Barely a few weeks after coming to power, the M.K. Stalin government stirred the proverbial hornet’s nest by referring to the Modi government as “Ondriyam Arasu” (Union government) instead of “Mathiya Arasu” (Central government), thereby raising pertinent questions about the very nature of Indian federalism. The BJP accused the state government of being confrontationalist and harbouring ulterior motives. The raging debate — as to whether India is a Union of states or whether the states are merely administrative units with the Union empowered to override their authority — may resemble political shadow-boxing but there is much more to it. The debate on the nature of federalism and the advocacy for federalism and rights of the states has not been restricted to Tamil Nadu. It is also timely: for it comes in the aftermath of the pandemic laying bare the fragility of India’s federal set up. The Centre and the state governments bitterly crossed swords on nearly every issue that required them to work together in the spirit of cooperative federalism, including vaccine policy, the plight of migrant workers during the national lockdown, goods and services tax rates on essential commodities and life-saving drugs and so on.

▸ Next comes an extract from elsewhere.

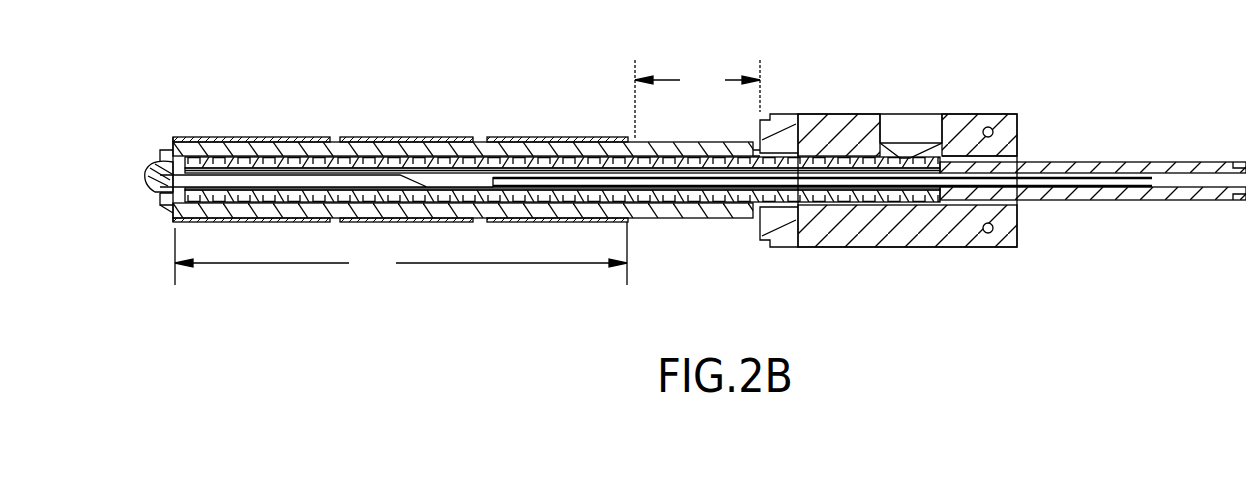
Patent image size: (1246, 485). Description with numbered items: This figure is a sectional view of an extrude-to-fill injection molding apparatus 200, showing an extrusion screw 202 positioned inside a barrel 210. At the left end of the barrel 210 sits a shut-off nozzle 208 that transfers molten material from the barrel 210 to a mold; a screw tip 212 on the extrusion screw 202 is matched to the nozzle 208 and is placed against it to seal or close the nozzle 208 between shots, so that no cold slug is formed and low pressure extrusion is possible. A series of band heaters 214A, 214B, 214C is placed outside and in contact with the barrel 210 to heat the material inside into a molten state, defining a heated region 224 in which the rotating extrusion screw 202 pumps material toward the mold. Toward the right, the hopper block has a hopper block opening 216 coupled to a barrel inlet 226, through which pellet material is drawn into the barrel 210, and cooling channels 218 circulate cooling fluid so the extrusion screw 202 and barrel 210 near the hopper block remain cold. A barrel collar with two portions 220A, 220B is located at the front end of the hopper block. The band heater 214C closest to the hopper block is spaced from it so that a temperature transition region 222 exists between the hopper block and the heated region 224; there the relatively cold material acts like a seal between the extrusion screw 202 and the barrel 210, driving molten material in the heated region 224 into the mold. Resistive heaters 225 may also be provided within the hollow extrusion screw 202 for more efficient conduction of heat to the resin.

Over the years, successive Central governments have encroached upon the rights of the states. The Modi government, too, has been riding roughshod over states by adopting a centralized and unilateral approach to policy-making. In recent times, the Centre has bolstered this centralization spirit by unilaterally framing laws — the farm laws, the electricity (amendment) bill, the Major Port Authorities Act, 2021 — on subjects on the state and concurrent lists. Odisha, West Bengal, Kerala and Andhra Pradesh have been fiercely resisting such moves aimed at usurping the constitutionally guaranteed rights of states.
Opposition leaders exhibiting a willingness to form an anti-BJP front and the renewed focus on federal politics and rights of states are crucial for the health of Indian democracy. In fact, these two developments are interlinked. If Opposition leaders commit themselves to the cause of federalism and greater authority for the states, it will strengthen the prospects of the proposed federal front that aims to confront the BJP. A political movement resisting the current dispensation’s high-handedness to ensure greater federalization can become the rallying point for Opposition forces by acting as a glue that can hold disparate elements of the alliance together. Such a move will also bolster the chances of the alliance by generating wider acceptance for it, especially among fence-sitters, by countering the long-standing criticism of such an initiative being nothing but an example of the ambition of the regional satraps.
The success of the Opposition will depend on its ability to make 2024 a ‘Modi versus what’ instead of a ‘Modi versus who’ battle.